Now we know: Labour's economic policy will not be settled around the kitchen table of the Balls /Cooper household.
Ed Balls had argued cuts in spending should be not only slower than the coalition's plans, but slower than those set out by Labour before the election.
Had he been appointed shadow chancellor, commentators would have assumed the new Labour leader had decided to adopt that analysis. If his wife had got the job they would have come to a similar conclusion.
Instead Ed Miliband has appointed Alan Johnson, who as a former home secretary has been asked rather more rarely for his views on the economy.
He has served in departments with an economic remit - as secretary of state at work and pensions and at trade and industry, but that was years before the debate began to centre on the deficit.
In a recent newspaper interview though Mr Johnson observed the public "don't want to see the deficit go on forever".
Labour needed a "valid, logical argument" for tackling the deficit, he said.
Unstuffy and likeable
Interestingly in the same interview he made his support for the Miliband brother who lost the then ongoing leadership contest very clear.
"I think David is head and shoulders above the other candidate," he said.

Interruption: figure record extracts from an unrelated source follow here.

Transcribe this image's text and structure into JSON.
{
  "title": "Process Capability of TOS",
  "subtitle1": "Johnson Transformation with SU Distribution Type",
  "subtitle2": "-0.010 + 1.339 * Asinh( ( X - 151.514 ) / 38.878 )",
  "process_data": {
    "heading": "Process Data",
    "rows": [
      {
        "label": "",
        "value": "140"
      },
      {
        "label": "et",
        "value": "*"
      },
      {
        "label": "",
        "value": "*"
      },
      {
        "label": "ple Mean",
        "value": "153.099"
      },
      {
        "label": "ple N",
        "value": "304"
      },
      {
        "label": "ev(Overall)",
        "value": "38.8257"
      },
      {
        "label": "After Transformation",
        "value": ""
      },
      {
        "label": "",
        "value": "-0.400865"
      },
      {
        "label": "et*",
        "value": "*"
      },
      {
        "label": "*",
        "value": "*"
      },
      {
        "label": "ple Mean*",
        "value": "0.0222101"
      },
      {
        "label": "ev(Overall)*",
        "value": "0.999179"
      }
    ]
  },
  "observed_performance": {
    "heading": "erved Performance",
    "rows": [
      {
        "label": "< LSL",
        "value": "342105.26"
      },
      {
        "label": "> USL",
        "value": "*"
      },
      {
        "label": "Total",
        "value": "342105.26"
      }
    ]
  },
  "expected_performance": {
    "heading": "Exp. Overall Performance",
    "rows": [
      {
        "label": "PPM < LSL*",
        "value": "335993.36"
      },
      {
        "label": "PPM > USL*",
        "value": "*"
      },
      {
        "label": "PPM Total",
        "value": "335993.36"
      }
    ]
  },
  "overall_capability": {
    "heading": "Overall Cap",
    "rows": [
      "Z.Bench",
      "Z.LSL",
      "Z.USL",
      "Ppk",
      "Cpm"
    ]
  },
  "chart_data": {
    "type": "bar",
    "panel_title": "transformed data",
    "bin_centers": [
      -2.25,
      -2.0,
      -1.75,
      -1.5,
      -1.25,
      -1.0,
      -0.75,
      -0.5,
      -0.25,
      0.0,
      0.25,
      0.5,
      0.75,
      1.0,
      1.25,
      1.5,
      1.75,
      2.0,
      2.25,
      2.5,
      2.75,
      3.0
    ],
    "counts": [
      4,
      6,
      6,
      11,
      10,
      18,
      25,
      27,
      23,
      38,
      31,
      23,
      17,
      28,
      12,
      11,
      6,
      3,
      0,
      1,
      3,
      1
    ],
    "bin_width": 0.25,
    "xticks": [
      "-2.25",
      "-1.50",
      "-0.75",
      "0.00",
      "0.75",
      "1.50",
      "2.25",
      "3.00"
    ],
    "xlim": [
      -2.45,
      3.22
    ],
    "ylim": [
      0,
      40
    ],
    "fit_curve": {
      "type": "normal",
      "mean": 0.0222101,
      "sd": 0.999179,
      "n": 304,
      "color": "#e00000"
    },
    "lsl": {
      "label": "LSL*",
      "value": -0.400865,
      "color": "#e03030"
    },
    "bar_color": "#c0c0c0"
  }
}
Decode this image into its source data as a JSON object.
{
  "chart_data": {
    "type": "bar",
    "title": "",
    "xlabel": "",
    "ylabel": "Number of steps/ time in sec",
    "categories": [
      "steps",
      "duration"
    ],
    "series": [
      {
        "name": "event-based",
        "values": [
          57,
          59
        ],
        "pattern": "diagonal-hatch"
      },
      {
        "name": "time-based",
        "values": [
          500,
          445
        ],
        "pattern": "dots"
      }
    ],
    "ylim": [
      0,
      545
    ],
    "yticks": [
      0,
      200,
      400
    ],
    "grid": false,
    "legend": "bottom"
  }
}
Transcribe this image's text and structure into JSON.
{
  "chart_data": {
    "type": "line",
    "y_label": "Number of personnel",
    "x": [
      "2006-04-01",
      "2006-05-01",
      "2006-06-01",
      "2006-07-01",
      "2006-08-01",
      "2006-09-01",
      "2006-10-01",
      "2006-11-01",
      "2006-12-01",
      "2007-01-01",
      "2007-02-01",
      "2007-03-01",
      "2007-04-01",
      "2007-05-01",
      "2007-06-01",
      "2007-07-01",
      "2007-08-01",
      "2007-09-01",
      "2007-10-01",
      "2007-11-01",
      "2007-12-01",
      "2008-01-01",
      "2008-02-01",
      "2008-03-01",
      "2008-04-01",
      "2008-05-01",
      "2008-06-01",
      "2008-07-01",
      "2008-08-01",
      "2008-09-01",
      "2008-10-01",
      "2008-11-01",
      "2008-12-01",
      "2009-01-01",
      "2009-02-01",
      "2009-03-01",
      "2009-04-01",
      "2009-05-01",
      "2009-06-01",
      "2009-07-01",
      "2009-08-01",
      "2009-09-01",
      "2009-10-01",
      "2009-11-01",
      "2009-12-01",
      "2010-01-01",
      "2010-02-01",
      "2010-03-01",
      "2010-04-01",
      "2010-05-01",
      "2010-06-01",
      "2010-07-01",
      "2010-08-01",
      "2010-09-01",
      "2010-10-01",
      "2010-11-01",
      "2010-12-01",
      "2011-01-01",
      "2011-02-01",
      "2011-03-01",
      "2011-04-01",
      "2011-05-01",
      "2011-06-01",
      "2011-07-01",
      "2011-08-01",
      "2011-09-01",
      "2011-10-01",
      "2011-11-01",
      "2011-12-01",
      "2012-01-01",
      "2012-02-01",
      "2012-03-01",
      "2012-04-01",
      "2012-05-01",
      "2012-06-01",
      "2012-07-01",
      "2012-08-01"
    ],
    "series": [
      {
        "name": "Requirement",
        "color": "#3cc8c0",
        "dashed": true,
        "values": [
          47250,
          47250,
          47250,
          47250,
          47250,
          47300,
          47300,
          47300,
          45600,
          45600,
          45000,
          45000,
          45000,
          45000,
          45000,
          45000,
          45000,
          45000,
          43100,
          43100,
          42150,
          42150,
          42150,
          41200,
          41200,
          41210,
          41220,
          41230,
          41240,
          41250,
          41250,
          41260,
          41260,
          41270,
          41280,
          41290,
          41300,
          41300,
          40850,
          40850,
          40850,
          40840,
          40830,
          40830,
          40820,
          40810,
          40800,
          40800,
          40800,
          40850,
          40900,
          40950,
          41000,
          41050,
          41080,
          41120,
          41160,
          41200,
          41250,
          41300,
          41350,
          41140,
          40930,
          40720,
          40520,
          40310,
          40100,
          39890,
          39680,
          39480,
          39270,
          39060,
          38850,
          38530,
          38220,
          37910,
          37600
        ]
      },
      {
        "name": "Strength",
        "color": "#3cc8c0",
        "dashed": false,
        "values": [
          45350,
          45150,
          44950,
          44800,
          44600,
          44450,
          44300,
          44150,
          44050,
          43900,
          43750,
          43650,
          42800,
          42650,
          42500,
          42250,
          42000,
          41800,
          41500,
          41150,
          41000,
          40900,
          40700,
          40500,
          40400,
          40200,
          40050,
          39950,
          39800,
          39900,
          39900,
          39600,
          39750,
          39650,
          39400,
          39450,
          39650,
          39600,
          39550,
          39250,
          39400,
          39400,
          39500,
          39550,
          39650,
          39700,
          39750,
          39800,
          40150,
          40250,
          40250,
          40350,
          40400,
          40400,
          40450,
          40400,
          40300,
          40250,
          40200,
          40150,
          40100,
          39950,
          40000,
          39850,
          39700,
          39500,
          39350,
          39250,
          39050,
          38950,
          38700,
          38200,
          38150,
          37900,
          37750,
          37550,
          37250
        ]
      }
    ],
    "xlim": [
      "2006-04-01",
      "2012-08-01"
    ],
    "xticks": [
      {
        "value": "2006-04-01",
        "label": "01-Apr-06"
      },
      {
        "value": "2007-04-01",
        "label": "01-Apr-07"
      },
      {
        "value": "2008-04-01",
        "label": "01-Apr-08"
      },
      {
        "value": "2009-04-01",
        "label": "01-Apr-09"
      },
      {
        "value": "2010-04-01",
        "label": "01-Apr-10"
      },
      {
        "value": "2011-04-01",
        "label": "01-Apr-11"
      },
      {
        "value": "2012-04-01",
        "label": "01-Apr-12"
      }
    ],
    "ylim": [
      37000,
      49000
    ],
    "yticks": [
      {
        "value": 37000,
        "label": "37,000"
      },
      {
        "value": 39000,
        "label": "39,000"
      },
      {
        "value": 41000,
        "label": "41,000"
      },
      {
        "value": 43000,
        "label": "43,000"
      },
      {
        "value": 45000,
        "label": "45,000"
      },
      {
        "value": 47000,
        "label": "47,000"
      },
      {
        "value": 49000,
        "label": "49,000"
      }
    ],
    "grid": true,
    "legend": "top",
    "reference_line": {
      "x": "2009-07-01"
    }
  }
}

Now he is arguably the most important man in Ed Miliband's team.
The former postman is known for being unstuffy and likeable.
He will need to be persuasive to reconcile differing views among Labour MPs on the future of the economy.
Already the Conservatives have said he looks like a caretaker appointment. His capacity to oppose their plans will be put to the test very soon.
Mr Johnson's first major challenge will be responding to the Spending Review in which the government will set out plans for cuts.
The new shadow chancellor's response to that statement will define Labour's position on the economy.
He has under a fortnight to prepare.